Some of you might still be wondering what is the big deal about sour cherries. Most of you wondering that have probably never tried them. It’s difficult to put into words what sour cherries are like. My best description of them goes a little something like this: a sour cherry is what a sweet cherry aspires to be. Don’t for a second think that I’m downplaying the glory that a sweet cherry is. But that tart zing, the opalescence, that gentle yield to the touch, the ephemeral, fleeting season – a sour cherry is something of a treasure. Blink – and you’ll miss it.

egg shells hungarian sour cherry cake

We had them abundantly in the summer in Russia, upon our arrival to the US, they were nowhere to be found. Of course, I was too busy lamenting my introduction to Nutella (while we were in Italy) and its absence from the American supermarket shelves to really notice or care about sour cherries’ absence from the produce landscape. It wasn’t until a few years later, when my family and I went to visit their friends in Ann Arbor, Michigan, and took a road trip through the Michigan countryside, that I rediscovered sour cherries again. There were numerous stands by the side of the road offering travelers pints of sour cherries and freshly hot-smoked trout. To this day, one of my favorite meals remains this trout, mixed with cold, boiled potatoes we brought with us on the road, and sour cherries for dessert. I had forgotten how tart and delicious they were.

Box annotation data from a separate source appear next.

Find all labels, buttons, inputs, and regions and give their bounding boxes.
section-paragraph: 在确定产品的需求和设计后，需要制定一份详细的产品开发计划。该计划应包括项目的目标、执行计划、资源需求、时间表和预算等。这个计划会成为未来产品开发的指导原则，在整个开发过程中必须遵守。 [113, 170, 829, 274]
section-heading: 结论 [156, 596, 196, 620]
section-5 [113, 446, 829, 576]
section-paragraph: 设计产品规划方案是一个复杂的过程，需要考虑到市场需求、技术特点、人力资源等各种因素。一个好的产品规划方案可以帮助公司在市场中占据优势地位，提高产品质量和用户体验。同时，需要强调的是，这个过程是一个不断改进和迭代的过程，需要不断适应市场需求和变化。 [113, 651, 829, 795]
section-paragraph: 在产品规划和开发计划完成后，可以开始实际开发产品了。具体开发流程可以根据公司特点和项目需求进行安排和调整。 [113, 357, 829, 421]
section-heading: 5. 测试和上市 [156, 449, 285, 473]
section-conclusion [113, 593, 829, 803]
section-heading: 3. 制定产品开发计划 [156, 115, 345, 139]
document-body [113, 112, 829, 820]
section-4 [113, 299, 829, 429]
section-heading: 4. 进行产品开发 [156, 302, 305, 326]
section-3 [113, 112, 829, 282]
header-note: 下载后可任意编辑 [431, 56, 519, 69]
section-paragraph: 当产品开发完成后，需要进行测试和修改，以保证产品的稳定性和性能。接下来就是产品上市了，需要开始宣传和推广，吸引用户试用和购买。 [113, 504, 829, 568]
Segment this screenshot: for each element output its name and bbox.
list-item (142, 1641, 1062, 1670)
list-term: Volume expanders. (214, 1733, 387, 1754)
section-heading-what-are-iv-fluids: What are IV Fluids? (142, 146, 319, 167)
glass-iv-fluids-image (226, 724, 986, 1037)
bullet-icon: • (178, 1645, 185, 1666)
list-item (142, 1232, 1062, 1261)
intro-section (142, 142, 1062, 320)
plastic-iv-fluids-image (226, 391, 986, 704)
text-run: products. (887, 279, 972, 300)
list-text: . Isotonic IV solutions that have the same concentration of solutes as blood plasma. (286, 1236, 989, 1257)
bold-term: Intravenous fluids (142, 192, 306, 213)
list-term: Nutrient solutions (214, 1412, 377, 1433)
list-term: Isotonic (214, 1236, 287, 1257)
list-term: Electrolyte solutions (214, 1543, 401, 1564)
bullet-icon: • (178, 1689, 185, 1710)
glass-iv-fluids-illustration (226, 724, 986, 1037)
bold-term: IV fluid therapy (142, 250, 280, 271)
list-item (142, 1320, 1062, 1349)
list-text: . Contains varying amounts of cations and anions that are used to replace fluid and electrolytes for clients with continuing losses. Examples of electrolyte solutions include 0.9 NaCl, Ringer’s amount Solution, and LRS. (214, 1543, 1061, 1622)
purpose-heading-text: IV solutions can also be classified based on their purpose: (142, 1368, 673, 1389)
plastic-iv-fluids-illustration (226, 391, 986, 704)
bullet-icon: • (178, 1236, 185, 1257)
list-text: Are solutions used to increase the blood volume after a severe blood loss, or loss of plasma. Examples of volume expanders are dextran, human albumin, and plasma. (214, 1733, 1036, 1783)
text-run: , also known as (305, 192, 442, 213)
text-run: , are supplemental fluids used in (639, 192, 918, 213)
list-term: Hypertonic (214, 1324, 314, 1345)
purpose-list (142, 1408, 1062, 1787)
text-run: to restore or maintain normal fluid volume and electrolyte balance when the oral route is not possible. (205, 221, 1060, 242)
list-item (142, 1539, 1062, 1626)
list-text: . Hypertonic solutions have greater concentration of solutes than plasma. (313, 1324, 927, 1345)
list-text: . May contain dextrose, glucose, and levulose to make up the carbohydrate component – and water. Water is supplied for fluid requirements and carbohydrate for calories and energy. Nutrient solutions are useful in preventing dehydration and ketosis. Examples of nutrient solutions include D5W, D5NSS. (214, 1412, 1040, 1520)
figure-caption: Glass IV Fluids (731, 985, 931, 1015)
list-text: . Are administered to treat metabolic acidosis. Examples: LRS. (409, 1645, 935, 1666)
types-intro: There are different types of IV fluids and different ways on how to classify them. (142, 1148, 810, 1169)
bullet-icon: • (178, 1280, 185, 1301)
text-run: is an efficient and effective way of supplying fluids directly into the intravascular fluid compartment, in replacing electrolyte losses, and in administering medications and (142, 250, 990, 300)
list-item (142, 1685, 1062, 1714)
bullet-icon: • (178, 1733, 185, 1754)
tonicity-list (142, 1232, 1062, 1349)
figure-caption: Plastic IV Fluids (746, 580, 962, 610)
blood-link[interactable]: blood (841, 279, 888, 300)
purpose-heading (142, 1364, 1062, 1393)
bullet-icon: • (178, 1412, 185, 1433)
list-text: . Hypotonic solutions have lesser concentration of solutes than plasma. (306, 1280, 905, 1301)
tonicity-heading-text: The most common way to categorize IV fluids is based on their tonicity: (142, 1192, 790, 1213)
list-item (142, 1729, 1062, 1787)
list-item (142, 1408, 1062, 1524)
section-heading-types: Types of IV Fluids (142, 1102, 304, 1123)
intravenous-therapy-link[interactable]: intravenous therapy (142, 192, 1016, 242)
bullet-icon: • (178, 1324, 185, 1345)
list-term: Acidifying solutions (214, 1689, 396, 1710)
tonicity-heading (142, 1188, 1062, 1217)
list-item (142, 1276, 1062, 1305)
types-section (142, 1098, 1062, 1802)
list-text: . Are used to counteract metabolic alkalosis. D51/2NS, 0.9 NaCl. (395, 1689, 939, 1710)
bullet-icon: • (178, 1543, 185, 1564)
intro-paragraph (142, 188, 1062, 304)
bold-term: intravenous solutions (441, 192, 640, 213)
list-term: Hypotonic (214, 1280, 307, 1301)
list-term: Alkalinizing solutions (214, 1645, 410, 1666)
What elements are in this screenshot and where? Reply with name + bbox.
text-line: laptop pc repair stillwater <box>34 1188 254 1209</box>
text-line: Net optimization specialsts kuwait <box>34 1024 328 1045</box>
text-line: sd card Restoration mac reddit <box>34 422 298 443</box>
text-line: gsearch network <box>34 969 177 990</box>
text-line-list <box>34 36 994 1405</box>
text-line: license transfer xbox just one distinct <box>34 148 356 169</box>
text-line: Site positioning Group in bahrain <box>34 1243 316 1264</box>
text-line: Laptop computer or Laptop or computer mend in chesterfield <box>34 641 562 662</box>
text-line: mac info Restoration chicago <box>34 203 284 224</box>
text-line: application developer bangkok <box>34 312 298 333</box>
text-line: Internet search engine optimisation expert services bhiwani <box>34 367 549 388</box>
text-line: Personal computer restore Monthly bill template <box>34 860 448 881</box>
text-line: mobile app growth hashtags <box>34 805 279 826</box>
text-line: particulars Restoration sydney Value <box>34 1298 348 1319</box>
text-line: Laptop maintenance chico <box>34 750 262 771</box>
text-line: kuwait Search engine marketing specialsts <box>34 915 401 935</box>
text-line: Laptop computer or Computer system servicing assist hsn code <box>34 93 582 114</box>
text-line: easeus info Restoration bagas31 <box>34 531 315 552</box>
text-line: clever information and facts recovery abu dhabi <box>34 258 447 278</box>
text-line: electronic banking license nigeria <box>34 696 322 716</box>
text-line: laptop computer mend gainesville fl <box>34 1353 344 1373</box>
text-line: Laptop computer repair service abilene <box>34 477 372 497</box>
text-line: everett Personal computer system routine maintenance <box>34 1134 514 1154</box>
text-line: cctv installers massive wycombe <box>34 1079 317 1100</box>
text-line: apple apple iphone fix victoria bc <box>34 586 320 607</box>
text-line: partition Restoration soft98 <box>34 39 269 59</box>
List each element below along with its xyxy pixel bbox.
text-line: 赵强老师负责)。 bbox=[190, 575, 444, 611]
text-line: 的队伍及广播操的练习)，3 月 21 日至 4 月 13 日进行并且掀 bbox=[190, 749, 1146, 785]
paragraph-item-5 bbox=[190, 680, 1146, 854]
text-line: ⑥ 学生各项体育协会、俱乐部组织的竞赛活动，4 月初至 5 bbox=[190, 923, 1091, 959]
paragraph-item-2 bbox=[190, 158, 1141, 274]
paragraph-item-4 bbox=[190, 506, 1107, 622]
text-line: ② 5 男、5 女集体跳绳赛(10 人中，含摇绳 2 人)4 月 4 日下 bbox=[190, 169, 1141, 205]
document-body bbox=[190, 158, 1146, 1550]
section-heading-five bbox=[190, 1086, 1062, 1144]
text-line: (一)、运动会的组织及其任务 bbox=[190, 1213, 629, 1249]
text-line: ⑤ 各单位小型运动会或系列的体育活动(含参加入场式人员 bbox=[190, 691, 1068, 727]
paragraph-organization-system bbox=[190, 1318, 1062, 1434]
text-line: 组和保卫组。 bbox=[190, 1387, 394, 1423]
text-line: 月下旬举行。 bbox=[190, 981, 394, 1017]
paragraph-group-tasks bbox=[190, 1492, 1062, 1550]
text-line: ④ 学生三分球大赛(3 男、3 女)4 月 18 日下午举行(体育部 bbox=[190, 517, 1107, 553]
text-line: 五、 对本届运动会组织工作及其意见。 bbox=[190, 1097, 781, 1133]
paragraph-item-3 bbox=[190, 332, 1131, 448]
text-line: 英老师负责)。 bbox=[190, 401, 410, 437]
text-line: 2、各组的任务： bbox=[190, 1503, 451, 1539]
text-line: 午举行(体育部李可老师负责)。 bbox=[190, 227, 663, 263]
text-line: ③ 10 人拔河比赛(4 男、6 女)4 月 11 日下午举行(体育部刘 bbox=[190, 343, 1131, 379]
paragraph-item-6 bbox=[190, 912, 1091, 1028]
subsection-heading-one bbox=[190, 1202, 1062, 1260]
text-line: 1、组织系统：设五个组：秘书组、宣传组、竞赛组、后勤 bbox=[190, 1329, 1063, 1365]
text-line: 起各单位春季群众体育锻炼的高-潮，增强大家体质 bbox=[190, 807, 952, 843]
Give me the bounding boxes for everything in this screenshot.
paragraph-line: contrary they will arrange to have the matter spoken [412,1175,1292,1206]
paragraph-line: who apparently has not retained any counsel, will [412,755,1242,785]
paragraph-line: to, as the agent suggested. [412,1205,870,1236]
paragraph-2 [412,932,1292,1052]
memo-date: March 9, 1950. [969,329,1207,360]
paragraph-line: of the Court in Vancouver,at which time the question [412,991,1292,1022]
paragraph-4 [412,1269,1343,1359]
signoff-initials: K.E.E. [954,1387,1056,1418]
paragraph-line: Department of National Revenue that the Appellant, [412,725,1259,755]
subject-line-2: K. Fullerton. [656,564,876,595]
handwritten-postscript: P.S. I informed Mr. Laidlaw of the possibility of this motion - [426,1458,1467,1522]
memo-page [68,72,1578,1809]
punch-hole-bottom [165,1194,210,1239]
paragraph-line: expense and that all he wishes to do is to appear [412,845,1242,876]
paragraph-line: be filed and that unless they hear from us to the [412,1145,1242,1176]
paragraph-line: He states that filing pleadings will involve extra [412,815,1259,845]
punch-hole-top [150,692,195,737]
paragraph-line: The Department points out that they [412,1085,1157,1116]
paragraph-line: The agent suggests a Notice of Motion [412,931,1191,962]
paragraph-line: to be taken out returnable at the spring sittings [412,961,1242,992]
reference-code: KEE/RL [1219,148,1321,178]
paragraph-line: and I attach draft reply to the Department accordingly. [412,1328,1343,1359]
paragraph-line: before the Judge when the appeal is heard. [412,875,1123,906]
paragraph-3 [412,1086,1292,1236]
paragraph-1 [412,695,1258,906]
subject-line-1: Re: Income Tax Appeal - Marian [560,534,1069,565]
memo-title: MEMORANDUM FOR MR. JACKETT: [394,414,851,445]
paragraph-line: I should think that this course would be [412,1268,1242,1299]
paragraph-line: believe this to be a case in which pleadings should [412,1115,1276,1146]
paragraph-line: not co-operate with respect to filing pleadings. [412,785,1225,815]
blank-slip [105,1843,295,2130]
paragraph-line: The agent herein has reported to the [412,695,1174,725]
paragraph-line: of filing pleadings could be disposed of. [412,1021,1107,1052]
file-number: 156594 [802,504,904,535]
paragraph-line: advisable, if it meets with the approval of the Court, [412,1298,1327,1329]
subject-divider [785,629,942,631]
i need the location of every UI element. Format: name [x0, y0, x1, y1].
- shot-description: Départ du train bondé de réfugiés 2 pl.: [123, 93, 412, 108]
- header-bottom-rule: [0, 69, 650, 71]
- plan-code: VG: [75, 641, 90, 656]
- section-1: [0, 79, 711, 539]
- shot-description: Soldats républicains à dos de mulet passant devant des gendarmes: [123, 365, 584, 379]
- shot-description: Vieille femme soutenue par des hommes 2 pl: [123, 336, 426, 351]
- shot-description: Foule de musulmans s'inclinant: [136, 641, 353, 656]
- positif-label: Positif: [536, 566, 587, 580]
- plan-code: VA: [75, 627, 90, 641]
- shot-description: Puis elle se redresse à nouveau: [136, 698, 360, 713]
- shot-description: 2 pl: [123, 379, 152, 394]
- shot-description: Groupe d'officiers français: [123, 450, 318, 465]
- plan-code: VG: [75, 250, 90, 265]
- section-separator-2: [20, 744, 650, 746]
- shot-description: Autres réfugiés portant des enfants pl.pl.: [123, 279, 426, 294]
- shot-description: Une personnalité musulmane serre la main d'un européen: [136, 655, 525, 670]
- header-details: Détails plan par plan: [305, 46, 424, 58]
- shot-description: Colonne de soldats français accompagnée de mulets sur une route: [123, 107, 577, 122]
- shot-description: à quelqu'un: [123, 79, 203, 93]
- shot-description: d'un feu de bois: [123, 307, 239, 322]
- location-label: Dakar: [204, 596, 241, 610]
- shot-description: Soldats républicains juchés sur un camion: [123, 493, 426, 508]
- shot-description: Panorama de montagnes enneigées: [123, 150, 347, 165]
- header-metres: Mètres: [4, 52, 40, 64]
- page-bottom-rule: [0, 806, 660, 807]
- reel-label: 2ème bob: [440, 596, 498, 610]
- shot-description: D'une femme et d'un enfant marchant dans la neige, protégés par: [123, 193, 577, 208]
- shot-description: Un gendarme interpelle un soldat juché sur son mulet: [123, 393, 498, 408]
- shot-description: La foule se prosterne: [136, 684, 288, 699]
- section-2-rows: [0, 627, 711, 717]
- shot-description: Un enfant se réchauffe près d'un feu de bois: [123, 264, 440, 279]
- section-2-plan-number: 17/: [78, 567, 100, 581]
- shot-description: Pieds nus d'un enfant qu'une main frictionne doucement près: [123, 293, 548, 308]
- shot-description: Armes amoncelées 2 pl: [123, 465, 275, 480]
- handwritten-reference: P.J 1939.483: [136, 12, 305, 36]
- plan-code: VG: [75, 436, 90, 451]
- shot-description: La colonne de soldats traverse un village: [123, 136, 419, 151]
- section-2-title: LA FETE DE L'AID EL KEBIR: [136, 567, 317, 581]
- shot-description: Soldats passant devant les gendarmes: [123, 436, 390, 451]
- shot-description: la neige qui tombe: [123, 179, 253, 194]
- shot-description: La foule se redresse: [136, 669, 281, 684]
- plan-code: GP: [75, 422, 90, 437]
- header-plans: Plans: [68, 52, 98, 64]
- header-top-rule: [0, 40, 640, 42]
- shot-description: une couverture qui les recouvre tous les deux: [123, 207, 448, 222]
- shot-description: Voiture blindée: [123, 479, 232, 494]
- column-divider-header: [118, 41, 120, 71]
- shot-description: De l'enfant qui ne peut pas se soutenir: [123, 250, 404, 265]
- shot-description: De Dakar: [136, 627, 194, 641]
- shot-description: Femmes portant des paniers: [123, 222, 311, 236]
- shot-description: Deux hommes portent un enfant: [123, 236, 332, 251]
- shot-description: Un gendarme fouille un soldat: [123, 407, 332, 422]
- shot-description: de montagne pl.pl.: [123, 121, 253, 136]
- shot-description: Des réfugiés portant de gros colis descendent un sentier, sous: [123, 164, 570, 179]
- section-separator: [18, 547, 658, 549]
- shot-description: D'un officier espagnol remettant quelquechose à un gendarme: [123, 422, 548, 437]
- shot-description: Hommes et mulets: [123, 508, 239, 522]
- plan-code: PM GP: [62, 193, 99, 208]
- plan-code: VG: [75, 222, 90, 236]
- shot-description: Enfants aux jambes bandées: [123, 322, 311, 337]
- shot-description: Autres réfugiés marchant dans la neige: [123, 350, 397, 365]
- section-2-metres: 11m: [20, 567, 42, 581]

hungarian sour cherry cake hungarian sour cherry cake

When I finally got around to my batch of frozen and pitted cherries, I was feeling rather bold, and decided to give the recipe a major overhaul, swapping out enough ingredients to create a recipe distinctively different from its original creation. I still credit Saveur with the inspiration, which goes a long long way. I decided to stick with wheat flour and only wheat flower; I scaled back the sugar, because I always prefer my everyday cakes to err on the less-sweet side. Out went the kirsch, and in went creme de cassis – I’ve got nothing against kirsch, but I wanted something with a more berry-like zing, and creme de cassis sings so beautifully in desserts. Have you ever had creme de cassis? Smelled it? It’s intoxicating – I am always tempted to pour a bit over a “boule” of vanilla ice cream, because it’s really one of the best things ever. And also, in the spirit of full disclosure, I realized I was flat out of kirsch, and felt a bit lazy having to walk over two whole blocks while all my ingredients sat neatly in a mise en place. In my last throes of creativity I decided to use buttermilk instead of regular milk the original recipe called for. I find that buttermilk yields a more tender crumb in a cake, and who doesn’t like a tender crumb?

hungarian sour cherry cake

This is a hearty cake – the whole wheat gives it heft and body, and the berries make the batter shine. But here’s the rub – this cake would be a perfect breakfast cake over coffee on a crisp, rainy fall day. So, don’t despair if sour cherries are out of season, throw some blueberries in it. Or, I wonder, how will this cake taste with some thinly sliced apples, sprinkled with cinnamon? I bet you it’ll be perfect. You really can’t go wrong!

hungarian sour cherry cake

I made this a week ago and a bunch of us, my plus one included (should I tell you his name?) ate it for dessert and there was still lots of the cake left over, (this makes a lot of cake, so be sure to invite friends over!) and then (and this part here is tragic and my lower lip quivers as I type this), then we forgot about the cake and it sat in the fridge for over a week until I discovered it again, but by then it had gone bad and needed to be tossed. But I can’t bring myself to do it. Sour cherries! I worked so hard for them! All the pitting and freezing and unfreezing! Sigh. I’ll have to dispose of the cake tonight. Most likely with a proper burial, followed by moment of silence. And perhaps a somber song or a poem.